21W.022.01 Writing and Experience: Reading and Writing Autobiography
Louise Harrison Lepera
LHL3@MIT.edu
Experimenting with Visual Autobiography
For this assignment you will continue to develop and refine your skills in generating and drafting life writing into a polished and lively essay. However, this time you will incorporate visual elements: graphic narrative, photographs, maps, drawings, diagrams, and so on.
The first pre-draft exercise will be in writing autobiographically using graphic narrative. We will look at samples of similar work from Liz Prince, Lucy Knisley, Alison Bechdel, and Roz Chast, and read Scott McCloud on how graphic narratives work. We will also be able to see some graphic memoirs by students.
In the second pre-draft you will use maps to help you narrate a memory or experience. You may use the same autobiographical material a sin the first one, or develop something new.
For your first draft of the assignment you may choose to develop either of these pre-drafts or find a third memory/topic and use other visual elements to create a visually interesting, innovative polished memoir. Remember, even though your memoir might not look like previous assignments in the class, the same expectations are in place for logically structured, detailed, lively writing that tells an engaging and meaningful story, careful correctness in grammar, mechanics and citation (where needed), and careful proofreading for typos and other errors.
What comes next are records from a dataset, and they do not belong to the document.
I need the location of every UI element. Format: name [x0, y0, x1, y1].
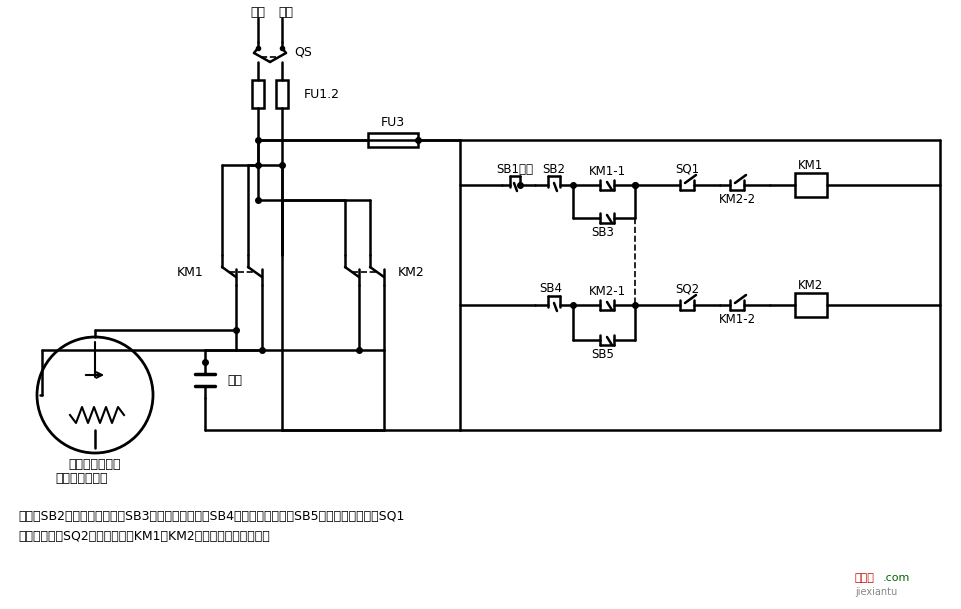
Text: FU3: FU3: [381, 116, 405, 128]
Text: jiexiantu: jiexiantu: [854, 587, 897, 597]
Text: KM1: KM1: [177, 266, 204, 278]
Text: 单相电容电动机: 单相电容电动机: [68, 459, 121, 471]
Text: 火线: 火线: [250, 5, 265, 18]
Text: KM1-1: KM1-1: [588, 164, 625, 177]
Text: 说明：SB2为上升启动按钮，SB3为上升点动按钮，SB4为下降启动按钮，SB5为下降点动按钮；SQ1: 说明：SB2为上升启动按钮，SB3为上升点动按钮，SB4为下降启动按钮，SB5为…: [18, 510, 404, 523]
Text: 为最高限位，SQ2为最低限位。KM1、KM2可用中间继电器代替。: 为最高限位，SQ2为最低限位。KM1、KM2可用中间继电器代替。: [18, 530, 269, 543]
Text: FU1.2: FU1.2: [304, 88, 339, 100]
Text: SB3: SB3: [591, 225, 614, 239]
Bar: [794, 173, 826, 197]
Text: SQ2: SQ2: [675, 283, 699, 295]
Bar: [368, 133, 418, 147]
Text: KM2-2: KM2-2: [718, 192, 754, 205]
Text: KM2: KM2: [398, 266, 425, 278]
Text: SB4: SB4: [539, 281, 562, 295]
Bar: [276, 80, 287, 108]
Text: KM2: KM2: [798, 278, 823, 292]
Text: 接线图: 接线图: [854, 573, 874, 583]
Text: KM1: KM1: [798, 158, 823, 172]
Text: QS: QS: [294, 46, 311, 58]
Text: SB1停止: SB1停止: [496, 163, 533, 175]
Bar: [252, 80, 263, 108]
Text: .com: .com: [882, 573, 909, 583]
Text: 电容: 电容: [227, 373, 242, 387]
Bar: [794, 293, 826, 317]
Text: 单相电容电动机: 单相电容电动机: [55, 471, 108, 485]
Text: 零线: 零线: [279, 5, 293, 18]
Text: SQ1: SQ1: [675, 163, 699, 175]
Text: SB5: SB5: [591, 348, 614, 361]
Text: SB2: SB2: [542, 163, 565, 175]
Text: KM2-1: KM2-1: [588, 284, 625, 298]
Text: KM1-2: KM1-2: [718, 312, 754, 325]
An important note: the required word count for this assignment is 750-2000 words: your personal word count requirement may vary. It is your responsibility to make sure that in your portfolio at the end of the semester you submit 5,000 words of polished writing (ie. final drafts). If you wrote longer essays for Assignments I and II, or plan to develop them further for your portfolio submission, you have more leeway to increase the use of visual elements in relation to the use of words in this assignment.
As you move through these stages of creating a memoir that combines words and pictures, you will have to think carefully about organizing and structuring your ideas, your relationship with your audience, and how subtle and complex ideas can be communicated. This assignment will also give you a chance to think about how autobiographical writing can be innovative, elegant, and beautiful. You should reflect on what you learn as you create and revise in your letter of reflection, due along with your revised Visual Memoir on Thursday, 5/7.
Wed. 4/8 Due: Visual Memoir Pre-Draft #1: Graphic Memoir: (1-3 pages)
For this pre-draft, choose a memory or life experience that matters to you and think about how you can use graphic memoir techniques to bring it to life and communicate it to you reader.
As you develop your topic, think about the advice from the handout by Dornink and McCloud’s explanation of what is possible with this form. For instance, you can make what is interior or imagined visible. You can use a photograph in with your drawn narrative. You can highlight certain elements or feelings by the way or size you draw them, or by how big that panel is relative to others.
Feel free to get together with classmates to share ideas and give feedback at the drawing stage, but all the drawing should be your own. Remember, you will not be graded in this assignment on the technical quality of your drawing, but on the way you communicate your story.
Mon 4/13 Due: Visual Memoir Pre-draft #2: Mapping Memory (approx 2 pages)
Read through the packet at the Stellar site called “Map Prompts.”
Use any of these ideas as a starting point for your own creative combination of mapping and memoir.
Examples:
– Use an imaginative map of your dorm to create an unusual and idiosyncratic documentation of your community or events in your life at MIT
– Make a map of your middle school cafeteria that tells a story about friendship groups.
– Draw a word map of MIT that reflects your feelings about different places and routes on campus.
Also:
– You might consider whether there is a way to have the map reflect time as well as space.
– For many of us moving around the country or the globe has been a significant part of our lives and our identities, so feel free to make a map on a much larger scale if that is meaningful to you.
– Remember you can use Google Earth or other map apps to get down the basic structures of your map if you prefer not to trust your imagination entirely!
– Feel free to push the limits of what can be explained in map form. In the packet, you’ll see that time, processes, hikes, and space (from the scale of tables in a room to a nation and more) can be mapped, but remember phrenologists (and perhaps modern neuroscientists) have attempted to map the brain, too.